C = conv2(A,B) C = conv2(A,B,'shape')
C = conv2(A,B)
computes the two-dimensional convolution of matrices A and B. If one of these matrices describes a two-dimensional FIR filter, the other matrix is filtered in two dimensions.
Each dimension of the output matrix C is equal in size to the sum of the corresponding dimensions of the input matrices minus 1. For [ma,na] = size(A) and [mb,nb] = size(B), then size(C) = [ma+mb-1,na+nb-1].
C = conv2(A,B,'shape')
returns a subsection of the two-dimensional convolution with size specified by shape, where:
full returns the full two-dimensional convolution (default)
same returns the central part of the convolution that is the same size as A
valid returns only those parts of the convolution that are computed without the zero-padded edges. Using this option, size(C) = [ma-mb+1,na-nb+1] when size(A) > size(B)
conv2 executes most quickly when size(A) > size(B).

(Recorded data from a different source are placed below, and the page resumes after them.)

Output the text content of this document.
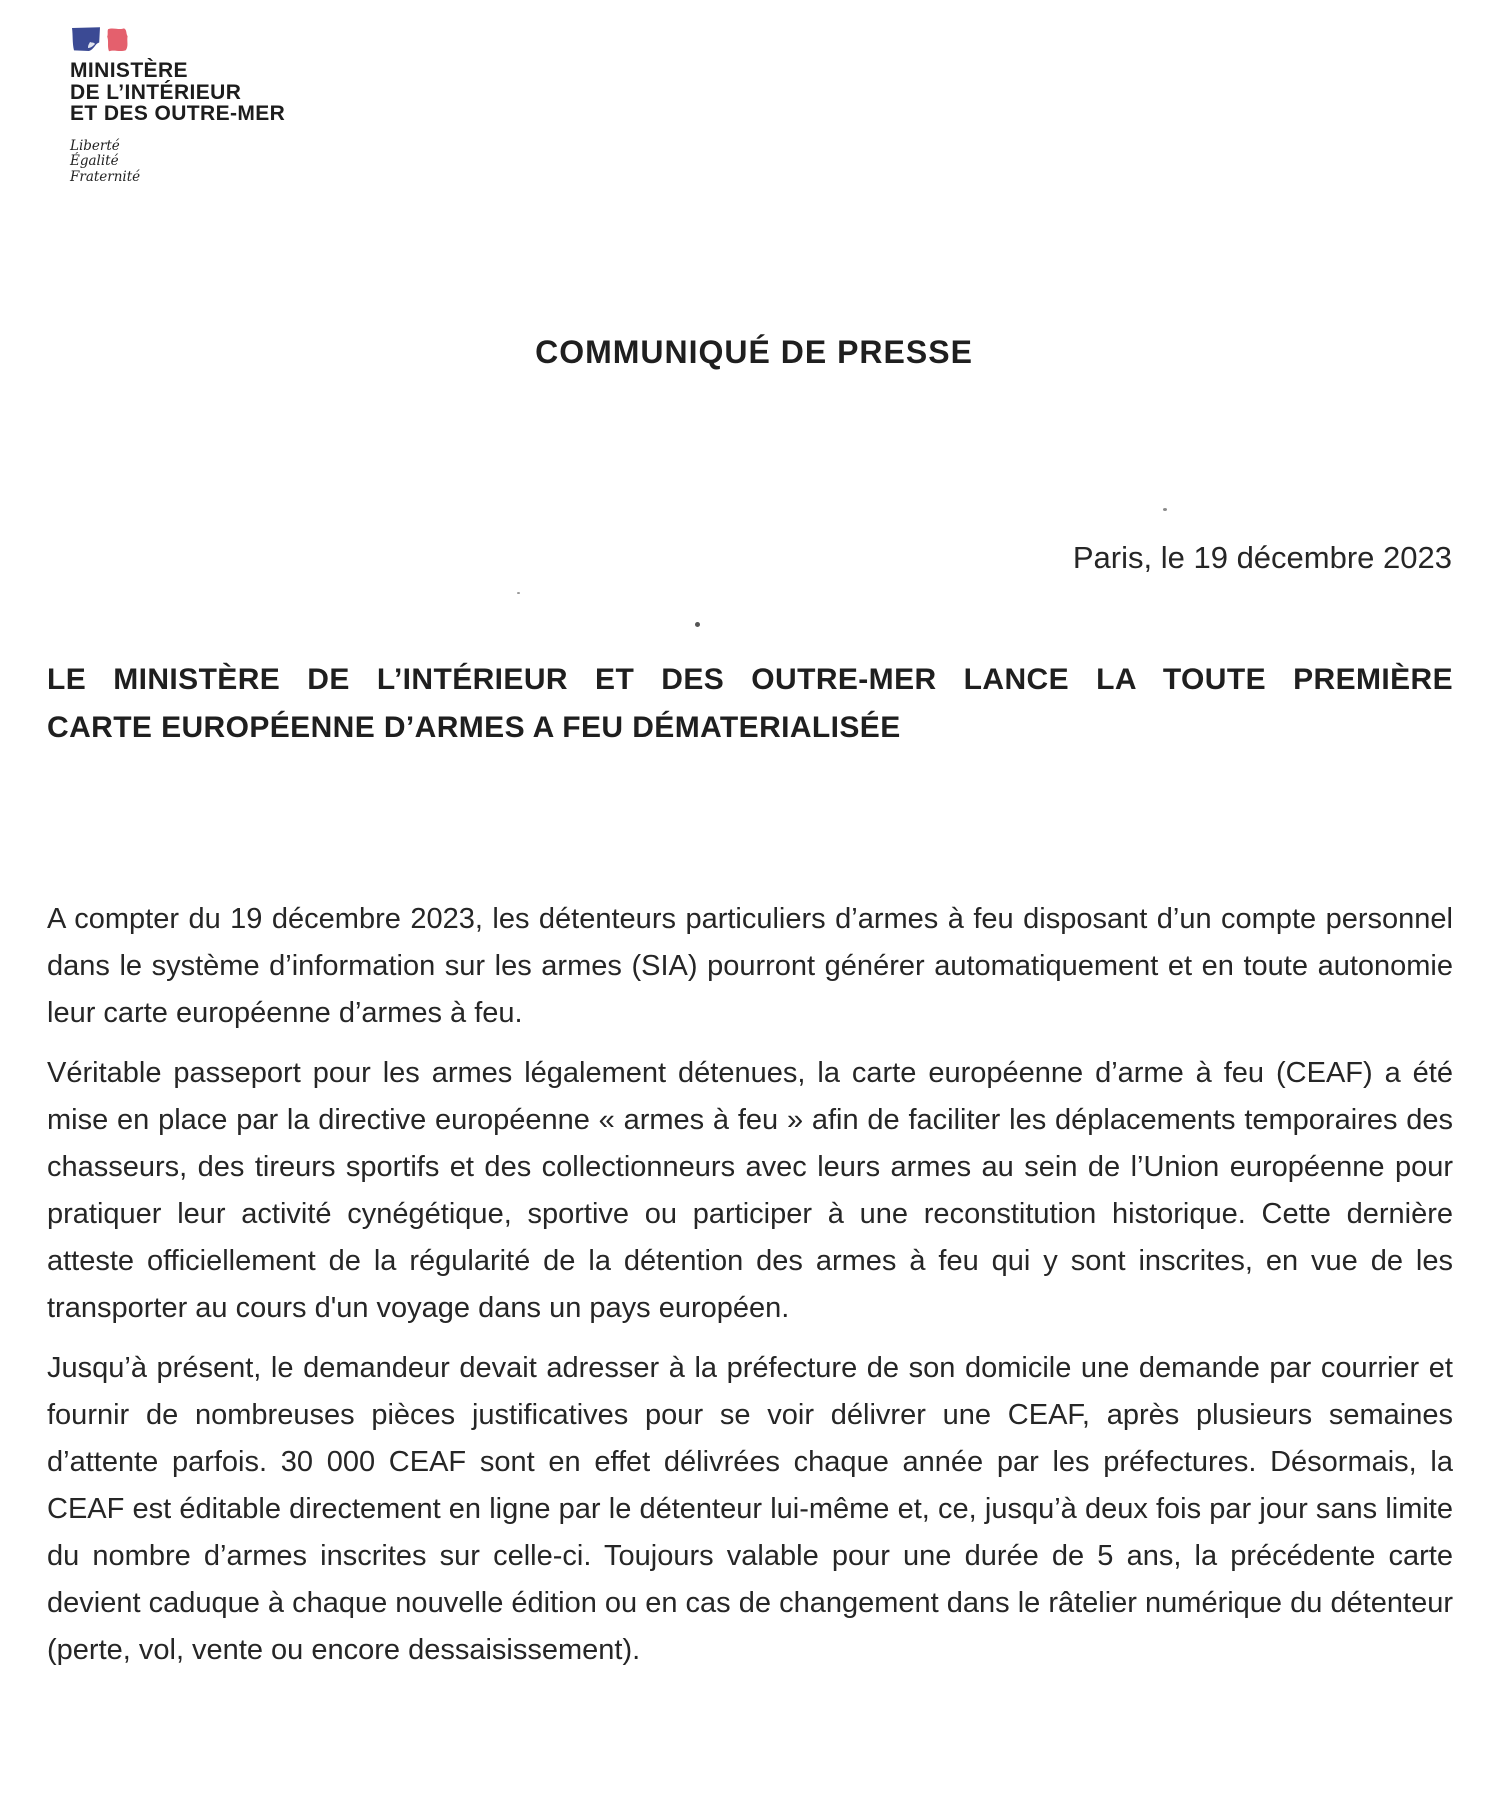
MINISTÈRE
DE L’INTÉRIEUR
ET DES OUTRE-MER
Liberté
Égalité
Fraternité
COMMUNIQUÉ DE PRESSE
Paris, le 19 décembre 2023
LE MINISTÈRE DE L’INTÉRIEUR ET DES OUTRE-MER LANCE LA TOUTE PREMIÈRE
CARTE EUROPÉENNE D’ARMES A FEU DÉMATERIALISÉE

A compter du 19 décembre 2023, les détenteurs particuliers d’armes à feu disposant d’un compte personnel dans le système d’information sur les armes (SIA) pourront générer automatiquement et en toute autonomie leur carte européenne d’armes à feu.

Véritable passeport pour les armes légalement détenues, la carte européenne d’arme à feu (CEAF) a été mise en place par la directive européenne « armes à feu » afin de faciliter les déplacements temporaires des chasseurs, des tireurs sportifs et des collectionneurs avec leurs armes au sein de l’Union européenne pour pratiquer leur activité cynégétique, sportive ou participer à une reconstitution historique. Cette dernière atteste officiellement de la régularité de la détention des armes à feu qui y sont inscrites, en vue de les transporter au cours d'un voyage dans un pays européen.

Jusqu’à présent, le demandeur devait adresser à la préfecture de son domicile une demande par courrier et fournir de nombreuses pièces justificatives pour se voir délivrer une CEAF, après plusieurs semaines d’attente parfois. 30 000 CEAF sont en effet délivrées chaque année par les préfectures. Désormais, la CEAF est éditable directement en ligne par le détenteur lui-même et, ce, jusqu’à deux fois par jour sans limite du nombre d’armes inscrites sur celle-ci. Toujours valable pour une durée de 5 ans, la précédente carte devient caduque à chaque nouvelle édition ou en cas de changement dans le râtelier numérique du détenteur (perte, vol, vente ou encore dessaisissement).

In image processing, the Sobel edge-finding operation is a two-dimensional convolution of an input array with the special matrix
s = [1 2 1; 0 0 0; -1 -2 -1];Given any image, the following line extracts the horizontal edges:
h = conv2(I,s);The lines below extract first the vertical edges, then both horizontal and vertical edges combined:
v = conv2(I,s'); v2 = (sqrt(h.^2 + v.^2))